S. H. DUKE (1), C. A. Henson (2), M. A. Vinje (3); (1) Department of
Agronomy, University of Wisconsin, Madison, WI, U.S.A.; (2) USDA, ARS,
Cereal Crops Research Unit, and Department of Agronomy, University of
Wisconsin, Madison, WI, U.S.A.; (3) USDA, ARS, Cereal Crops Research
Unit, Madison, WI, U.S.A.
Poster
This study was primarily conducted to test the hypothesis that wort
osmolyte concentration (OC) would correlate much better than malt
extract (ME) with barley amylolytic enzyme thermostabilities of malts
produced over several days of germination. This hypothesis was largely
based on the results of a previous study indicating higher
thermostability for beta-amylase and limit dextrinase in malts produced
early in seed germination. Seeds of 4 two-row and 4 six-row North
American elite barley cultivars were steeped and germinated in a
micromalter. At 24 hr intervals throughout 6 days of germination, green
malt was removed and kilned. Malts were assayed for alpha- and
beta-amylase and limit dextrinase before and after mashing at 70°C for
30 min to determine thermostabilities. Wort OC, ME, and ASBC measures of
malt quality were determined for all days of germination. For all
cultivars combined over all days of germination, wort beta-amylase
thermostabilities correlated much better with wort OC (r = –0.616, P < 0.0001) than with wort ME (r = –0.464, P = 0.0009). Correlations of limit dextrinase thermostabilities were also much better with wort OC than with ME (r = –0.874, P < 0.0001; r = –0.680, P
< 0.0001, respectively). Two- and six-row cultivar beta-amylase
thermostabilities correlated much better with OC than with ME (two-row:
OC, r = –0.577, P = 0.0031; ME, r = –0.403, P = 0.0510; six-row: OC, r = –0.647, P = 0.0006; ME, r = –0.498, P
= 0.0133). Two- and six-row cultivar limit dextrinase thermostabilities
also correlated much better with wort OC than with ME (two-row: OC, r = –0.914, P < 0.0001; ME, r = –0.719, P < 0.0001; six-row: OC, r = –0.865, P < 0.0001; ME, r = –0.630, P
= 0.0010). These data strongly support the tested hypothesis.

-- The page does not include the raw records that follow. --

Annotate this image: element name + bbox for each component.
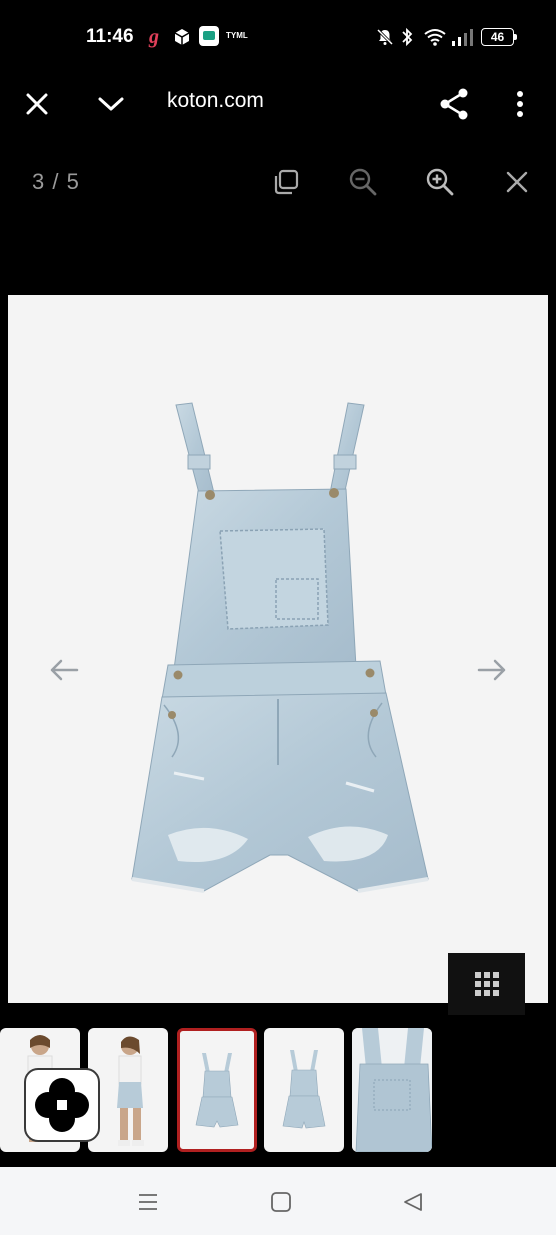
wifi-icon xyxy=(423,27,447,47)
home-button[interactable] xyxy=(267,1188,295,1216)
denim-overall-image xyxy=(131,402,429,893)
prev-image-button[interactable] xyxy=(44,650,84,690)
close-tab-button[interactable] xyxy=(17,84,57,124)
svg-text:g: g xyxy=(148,26,159,48)
image-counter: 3 / 5 xyxy=(32,169,80,194)
arrow-left-icon xyxy=(50,659,79,681)
overall-back-thumbnail xyxy=(282,1050,326,1129)
menu-key-icon xyxy=(139,1194,157,1210)
chat-app-icon xyxy=(199,26,219,46)
thumbnail-5[interactable] xyxy=(352,1028,432,1152)
overall-front-thumbnail xyxy=(195,1053,239,1128)
clover-logo-icon xyxy=(35,1078,89,1132)
zoom-out-button[interactable] xyxy=(345,164,381,200)
chevron-down-icon xyxy=(98,97,124,111)
status-time: 11:46 xyxy=(86,26,134,47)
close-icon xyxy=(26,93,48,115)
copy-icon xyxy=(274,169,299,195)
model-side-thumbnail xyxy=(117,1036,144,1146)
share-button[interactable] xyxy=(434,84,474,124)
more-vert-icon xyxy=(517,91,523,117)
back-key-icon xyxy=(404,1193,422,1211)
zoom-out-icon xyxy=(349,168,377,196)
home-key-icon xyxy=(271,1192,291,1212)
grid-view-button[interactable] xyxy=(448,953,525,1015)
g-app-icon: g xyxy=(148,26,162,48)
zoom-in-button[interactable] xyxy=(422,164,458,200)
close-viewer-button[interactable] xyxy=(499,164,535,200)
floating-app-button[interactable] xyxy=(24,1068,100,1142)
browser-toolbar xyxy=(0,70,556,136)
expand-button[interactable] xyxy=(91,84,131,124)
thumbnail-4[interactable] xyxy=(264,1028,344,1152)
box-app-icon xyxy=(173,28,191,48)
arrow-right-icon xyxy=(477,659,506,681)
page-url[interactable]: koton.com xyxy=(167,89,264,113)
battery-level: 46 xyxy=(481,28,514,46)
thumbnail-2[interactable] xyxy=(88,1028,168,1152)
zoom-in-icon xyxy=(426,168,454,196)
overall-detail-thumbnail xyxy=(352,1028,432,1152)
mute-icon xyxy=(376,28,394,48)
copy-button[interactable] xyxy=(268,164,304,200)
more-menu-button[interactable] xyxy=(500,84,540,124)
recent-apps-button[interactable] xyxy=(134,1188,162,1216)
battery-icon: 46 xyxy=(481,28,517,46)
close-icon xyxy=(506,171,528,193)
thumbnail-3-active[interactable] xyxy=(177,1028,257,1152)
back-button[interactable] xyxy=(399,1188,427,1216)
grid-icon xyxy=(474,972,499,996)
signal-icon xyxy=(451,27,475,47)
next-image-button[interactable] xyxy=(472,650,512,690)
tyml-label: TYML xyxy=(226,31,248,40)
bluetooth-icon xyxy=(401,27,413,47)
share-icon xyxy=(440,88,468,120)
status-bar: 11:46 g TYML 46 xyxy=(0,0,556,70)
product-image[interactable] xyxy=(8,295,548,1003)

Alpha-amylase thermostability was either unaffected or higher after
mashing at 70°C. These data suggest that malt beta-amylase and limit
dextrinase thermostabilities are a greater limitation to starch
degradation as germination proceeds. This is reflected by OC much better
than by ME. In general, wort OC values increased in malts produced
until day 5 of germination, whereas ME only increased until 4 day of
germination. This difference in the pattern of OC and ME development may
have contributed to the better correlations of OC with
thermostabilities. Beta-amylase intron III allelic variation had no
affect on thermostability or activity on the day of optimal malt
modification (day 5) or any other day where LSD analysis was
significant, indicating that, as in our past studies, in North American
barley germplasm beta-amylase thermostability and activity are not
influenced by intron III allelic variation. For all cultivars combined,
beta-amylase thermostabilities correlated negatively and highly
significantly over all days of germination with initial alpha-amylase (r = –0.628, P < 0.0001), beta-amylase (r = –0.682, P < 0.0001), and limit dextrinase (r = –0.541, P
< 0.0001) activities. Also, for all cultivars combined, limit
dextrinase thermostabilities correlated negatively and highly
significantly over all days of germination with initial alpha-amylase (r = –0.857, P < 0.0001), beta-amylase (r = –0.720, P 0.0001), and limit dextrinase activities (r = –0.910, P
< 0.0001) activities. These data reflect the greater
thermostabilities of beta-amylase and limit dextrinase from malts
produced early in germination.
Stanley H. Duke received his Ph.D. degree in botany in the areas of
plant physiology and biochemistry at the University of Minnesota,
Minneapolis-St. Paul, in 1975. As a graduate student he received an NSF
fellowship. He subsequently served as a post-doctoral fellow at the
University of Wisconsin-Madison (UW-Madison) until he became an
assistant professor of agronomy at UW-Madison in 1978. Stanley served as
associate chair of the Department of Agronomy, UW-Madison, from 1989 to
1993 and served as chair from 1993 to 2004. Over the period from
graduate student to departmental chair his research primarily focused on
nitrogen and starch metabolism. His research in malting and mashing
began after his service as chair, although he had an interest in malting
and brewing for many years. He has served on the editorial boards of Plant Physiology (1987–1992) and ASBC Journal (2009–present).